Wie so oft, wenn grundlegende und erprobte Prozesse, dem Wandel unterliegen, wird es wohl auch bei diesem Thema noch etwas dauern, bis dieser in die Unternehmen vorgedrungen ist. Freilich, wird in vielen Unternehmen bereits an neuen Konzepten zum Austausch gearbeitet, dennoch sieht die gelebte Praxis meist noch ganz anders aus. Denn nach wie vor finden in vielen Unternehmen immer noch die klassischen Mitarbeitergespräche statt. Seien es Quartalsgespräche (die sind in vielen Unternehmen aber schon Seltenheit!) oder eben das „gute alte“ Jahresgespräch.

Was per se nichts Schlechtes oder Negatives ist. Ganz und gar nicht. Austausch auf Augenhöhe, besonders zwischen Mitarbeitern und Führenden ist extrem wichtig. Studien belegen, dass Mitarbeiter, denen die Möglichkeit des Feedbacks geboten wird (Quartals- oder Jahresgespräche), statistisch länger in ihrem Unternehmen bleiben.

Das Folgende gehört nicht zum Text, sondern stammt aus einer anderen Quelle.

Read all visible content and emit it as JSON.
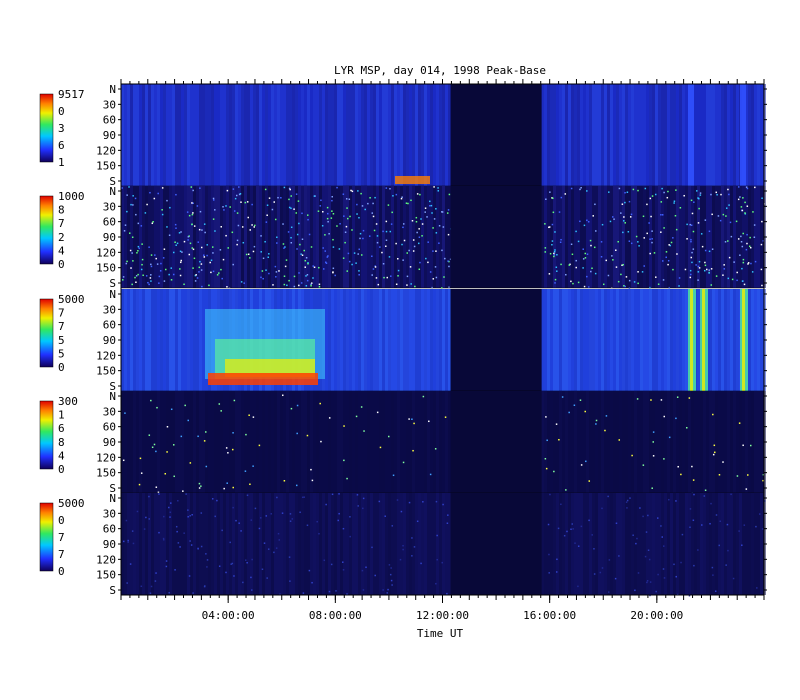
{
  "chart_data": {
    "type": "heatmap",
    "title": "LYR MSP, day 014, 1998 Peak-Base",
    "xlabel": "Time UT",
    "x_ticks": [
      "04:00:00",
      "08:00:00",
      "12:00:00",
      "16:00:00",
      "20:00:00"
    ],
    "x_tick_hours": [
      4,
      8,
      12,
      16,
      20
    ],
    "xlim_hours": [
      0,
      24
    ],
    "data_gap_hours": [
      12.3,
      15.7
    ],
    "y_ticks": [
      "N",
      "30",
      "60",
      "90",
      "120",
      "150",
      "S"
    ],
    "y_tick_values": [
      0,
      30,
      60,
      90,
      120,
      150,
      180
    ],
    "ylim": [
      0,
      180
    ],
    "panels": [
      {
        "colorbar_max": "9517",
        "colorbar_min": "1",
        "colorbar_mid": [
          "0",
          "3",
          "6"
        ],
        "intensity": "medium"
      },
      {
        "colorbar_max": "1000",
        "colorbar_min": "0",
        "colorbar_mid": [
          "8",
          "7",
          "2",
          "4"
        ],
        "intensity": "noisy"
      },
      {
        "colorbar_max": "5000",
        "colorbar_min": "0",
        "colorbar_mid": [
          "7",
          "7",
          "5",
          "5"
        ],
        "intensity": "strong"
      },
      {
        "colorbar_max": "300",
        "colorbar_min": "0",
        "colorbar_mid": [
          "1",
          "6",
          "8",
          "4"
        ],
        "intensity": "sparse"
      },
      {
        "colorbar_max": "5000",
        "colorbar_min": "0",
        "colorbar_mid": [
          "0",
          "7",
          "7"
        ],
        "intensity": "faint"
      }
    ],
    "grid": false,
    "legend": "colorbar-left",
    "colormap": "rainbow"
  }
}
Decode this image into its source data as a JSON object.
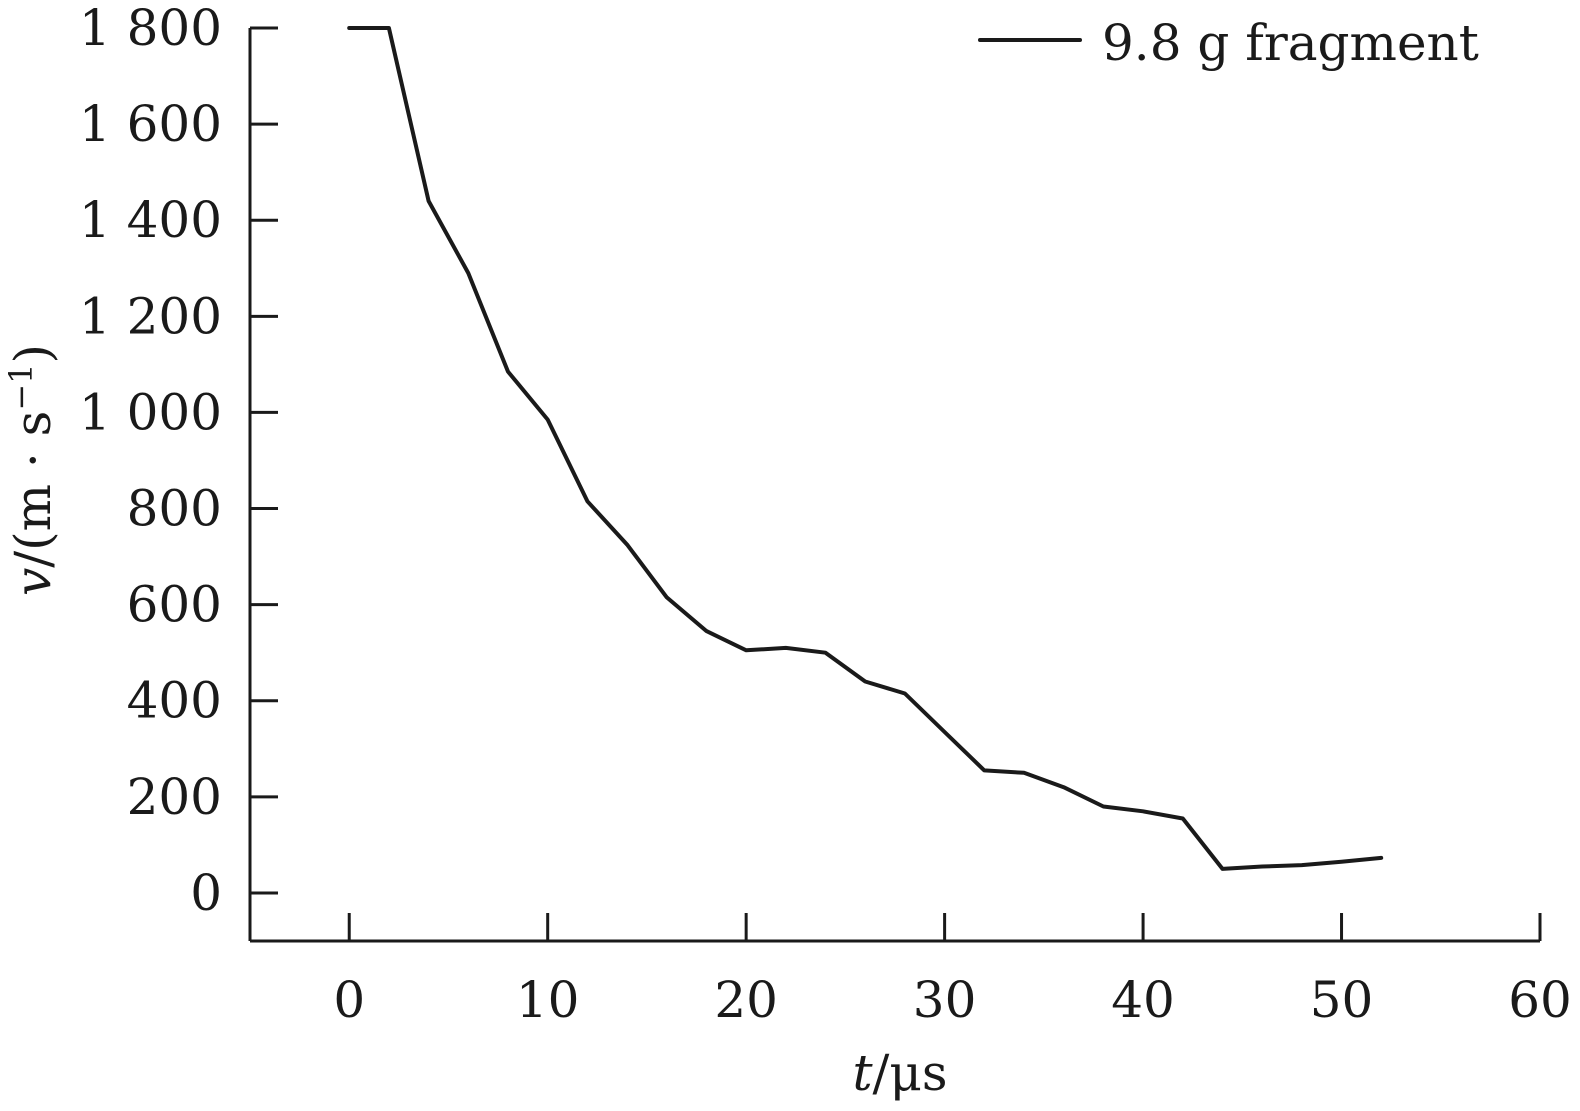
{
  "chart_data": {
    "type": "line",
    "xlabel_var": "t",
    "xlabel_unit": "/μs",
    "ylabel_var": "v",
    "ylabel_unit_pre": "/(m · s",
    "ylabel_unit_sup": "−1",
    "ylabel_unit_post": ")",
    "xlim": [
      -5,
      60
    ],
    "ylim": [
      -100,
      1800
    ],
    "x_ticks": [
      0,
      10,
      20,
      30,
      40,
      50,
      60
    ],
    "x_tick_labels": [
      "0",
      "10",
      "20",
      "30",
      "40",
      "50",
      "60"
    ],
    "y_ticks": [
      0,
      200,
      400,
      600,
      800,
      1000,
      1200,
      1400,
      1600,
      1800
    ],
    "y_tick_labels": [
      "0",
      "200",
      "400",
      "600",
      "800",
      "1 000",
      "1 200",
      "1 400",
      "1 600",
      "1 800"
    ],
    "grid": false,
    "legend_position": "top-right",
    "series": [
      {
        "name": "9.8 g fragment",
        "color": "#1a1a1a",
        "x": [
          0,
          2,
          4,
          6,
          8,
          10,
          12,
          14,
          16,
          18,
          20,
          22,
          24,
          26,
          28,
          30,
          32,
          34,
          36,
          38,
          40,
          42,
          44,
          46,
          48,
          50,
          52
        ],
        "y": [
          1800,
          1800,
          1440,
          1290,
          1085,
          985,
          815,
          725,
          615,
          545,
          505,
          510,
          500,
          440,
          415,
          335,
          255,
          250,
          220,
          180,
          170,
          155,
          50,
          55,
          58,
          65,
          73
        ]
      }
    ]
  }
}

Ein Grund mehr, die Gelegenheit beim Schopf zu ergreifen und sich entsprechend auf das Jahresgespräch vorzubereiten. Wir zeigen Ihnen, was wichtig ist und was Sie beachten sollten.

 

Das Jahresgespräch nutzen

Vielen Mitarbeitern graust es vor Gesprächen dieser Art.

Folgend zeigen wir Ihnen, wie Sie sich gut auf Ihr Jahresgespräch vorbereiten können und so mit einem guten Gefühl in dieses wichtige Gespräch gehen können.
Tipp: Sie können unsere Tipps auch für andere Mitarbeitergespräche nutzen, zum Beispiel für Quartals- oder Halbjahresgespräche.

 

So können Sie sich vorbereiten

Fokus auf die relevanten Themen: Im Jahresgespräch geht es ausschließlich um das vergangene Jahr und um die Zielvereinbarung für das neue Jahr.
Oft werden jedoch diverse Themen in Jahresgesprächen vermischt und sorgen leider dafür, dass das Ziel eines konstruktiven Gespräches über Leistungen und Ziele, schnell aus dem Fokus verschwinden kann.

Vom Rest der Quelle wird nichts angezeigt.